Unterwasserwiesen als wertvoller Lebensraum

Aus der Luft betrachtet sieht die Seegraswiese am Strand Ponta do Adoxe wie ein großer, dunkler Teppich aus. Wer genauer hinsieht, bemerkt: An der Wasseroberfläche blubbern kleine Sauerstoffblasen auf – ein Hinweis darauf, dass das Ökosystem intakt ist. Die Unterwasserlandschaft ist ein bedeutender Lebensraum für Fische, Krabben, Muscheln und Schildkröten, die dort Nahrung und Schutz finden. Das sind ideale Bedingungen, um sich zu vermehren. Dass die Natur an der Flussmündung des Sado gedeiht, zeigt sich auch an der wachsenden Delphinpopulation. Im vergangenen Jahr wurden im Kreis Setúbal im Naturschutzgebiet sechs Delphinbabys gezählt.
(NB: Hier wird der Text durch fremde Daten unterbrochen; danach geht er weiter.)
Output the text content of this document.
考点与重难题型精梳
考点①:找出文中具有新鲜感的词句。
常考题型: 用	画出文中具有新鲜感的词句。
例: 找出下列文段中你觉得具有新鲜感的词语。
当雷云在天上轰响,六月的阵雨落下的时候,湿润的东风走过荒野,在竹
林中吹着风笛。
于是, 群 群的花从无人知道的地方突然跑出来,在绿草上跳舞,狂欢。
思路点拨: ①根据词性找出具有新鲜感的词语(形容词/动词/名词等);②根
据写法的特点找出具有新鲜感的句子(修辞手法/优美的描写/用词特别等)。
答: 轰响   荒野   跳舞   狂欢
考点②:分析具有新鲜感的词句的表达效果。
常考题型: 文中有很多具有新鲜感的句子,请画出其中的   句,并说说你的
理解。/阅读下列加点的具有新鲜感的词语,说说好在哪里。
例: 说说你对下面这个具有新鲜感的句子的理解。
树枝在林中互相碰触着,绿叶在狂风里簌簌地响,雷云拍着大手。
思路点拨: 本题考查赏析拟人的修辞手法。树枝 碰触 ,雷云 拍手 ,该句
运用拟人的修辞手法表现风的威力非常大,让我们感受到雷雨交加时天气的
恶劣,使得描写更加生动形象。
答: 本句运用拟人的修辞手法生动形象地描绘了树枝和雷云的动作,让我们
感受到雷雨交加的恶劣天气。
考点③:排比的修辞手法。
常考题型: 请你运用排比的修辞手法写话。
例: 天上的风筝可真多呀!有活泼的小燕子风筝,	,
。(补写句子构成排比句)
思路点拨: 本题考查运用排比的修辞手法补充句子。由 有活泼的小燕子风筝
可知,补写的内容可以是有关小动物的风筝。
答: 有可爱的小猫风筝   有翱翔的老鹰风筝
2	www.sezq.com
Das war nicht immer so. „Wir freuen uns, denn das signalisiert uns, dass sich das Ökosystem von der Verschmutzung in den vergangenen Jahrzehnten erholt hat“, sagt Cristina Coelho, Leiterin für nachhaltige Entwicklung und Umweltsanierung in Setúbal. 

Wir können den Lebensraum im Meer wiederbeleben, indem wir versuchen, die Seegraswiesen zu erhalten.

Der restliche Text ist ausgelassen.